Tommy Tipler, 41, of 651 Napa Circle, was arrested Saturday after police responded to a domestic disturbance at his home. Officers pushed their way inside after a woman hollered from the window that Tipler would not allow her to open it, police spokesman Jason Selzer said.
When it was over, Tipler was charged with assaulting a police officer and resisting arrest, both felonies, as well as misdemeanor domestic assault and property damage. He was being held Monday evening at the Cape Girardeau County Jail with a $20,000 bond for his release.
As officer Greg Chenoweth sought to separate Tipler and his wife, Tipler began shouting at him to leave the home, Selzer said.

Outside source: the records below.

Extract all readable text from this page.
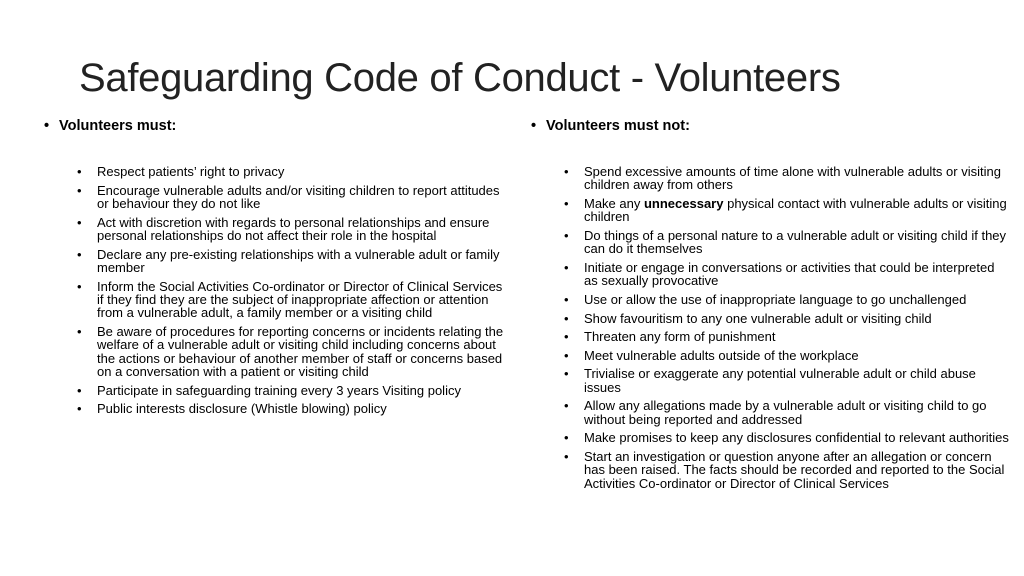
Safeguarding Code of Conduct - Volunteers
• Volunteers must:
• Respect patients’ right to privacy
• Encourage vulnerable adults and/or visiting children to report attitudes or behaviour they do not like
• Act with discretion with regards to personal relationships and ensure personal relationships do not affect their role in the hospital
• Declare any pre-existing relationships with a vulnerable adult or family member
• Inform the Social Activities Co-ordinator or Director of Clinical Services if they find they are the subject of inappropriate affection or attention from a vulnerable adult, a family member or a visiting child
• Be aware of procedures for reporting concerns or incidents relating the welfare of a vulnerable adult or visiting child including concerns about the actions or behaviour of another member of staff or concerns based on a conversation with a patient or visiting child
• Participate in safeguarding training every 3 years Visiting policy
• Public interests disclosure (Whistle blowing) policy
• Volunteers must not:
• Spend excessive amounts of time alone with vulnerable adults or visiting children away from others
• Make any unnecessary physical contact with vulnerable adults or visiting children
• Do things of a personal nature to a vulnerable adult or visiting child if they can do it themselves
• Initiate or engage in conversations or activities that could be interpreted as sexually provocative
• Use or allow the use of inappropriate language to go unchallenged
• Show favouritism to any one vulnerable adult or visiting child
• Threaten any form of punishment
• Meet vulnerable adults outside of the workplace
• Trivialise or exaggerate any potential vulnerable adult or child abuse issues
• Allow any allegations made by a vulnerable adult or visiting child to go without being reported and addressed
• Make promises to keep any disclosures confidential to relevant authorities
• Start an investigation or question anyone after an allegation or concern has been raised. The facts should be recorded and reported to the Social Activities Co-ordinator or Director of Clinical Services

There were two other women in the home, Tipler's 26-year-old daughter and a friend, Selzer said. As Chenoweth tried to get a statement from them, "Tipler lunged at him, punched him in the face and shoved him backward," Selzer said.
During the struggle, Chenoweth's badge was ripped from his shirt. Eventually, Tipler was subdued by Chenoweth, another officer and a dose of mace, Selzer said.
Tipler struggled as he was placed in the police car and kicked the inside of the door, resulting in the resisting arrest and property damage charges, Selzer said.
In the initial domestic assault, Tipler is charged with throwing his wife to the floor.
Tipler is a correction officer at the Southeast Missouri Correction Center in Charleston, Mo. The high-security prison holds 1,525 inmates serving long terms for violent crimes, superintendent Chuck Dwyer said Monday.
The rules for disciplining guards charged with crimes are flexible, Dwyer said. Tipler is required to report his arrest as soon as he returns to work.
Immediate disciplinary action will be dictated by the nature of the offense and the need to ensure the safety of prisoners and other employees, he said. Final disciplinary action will most likely occur after the courts have dealt with Tipler, Dwyer said.
"Everything is administered on a case-by-case basis," he said. "There is no hard-and-fast rule that covers every situation."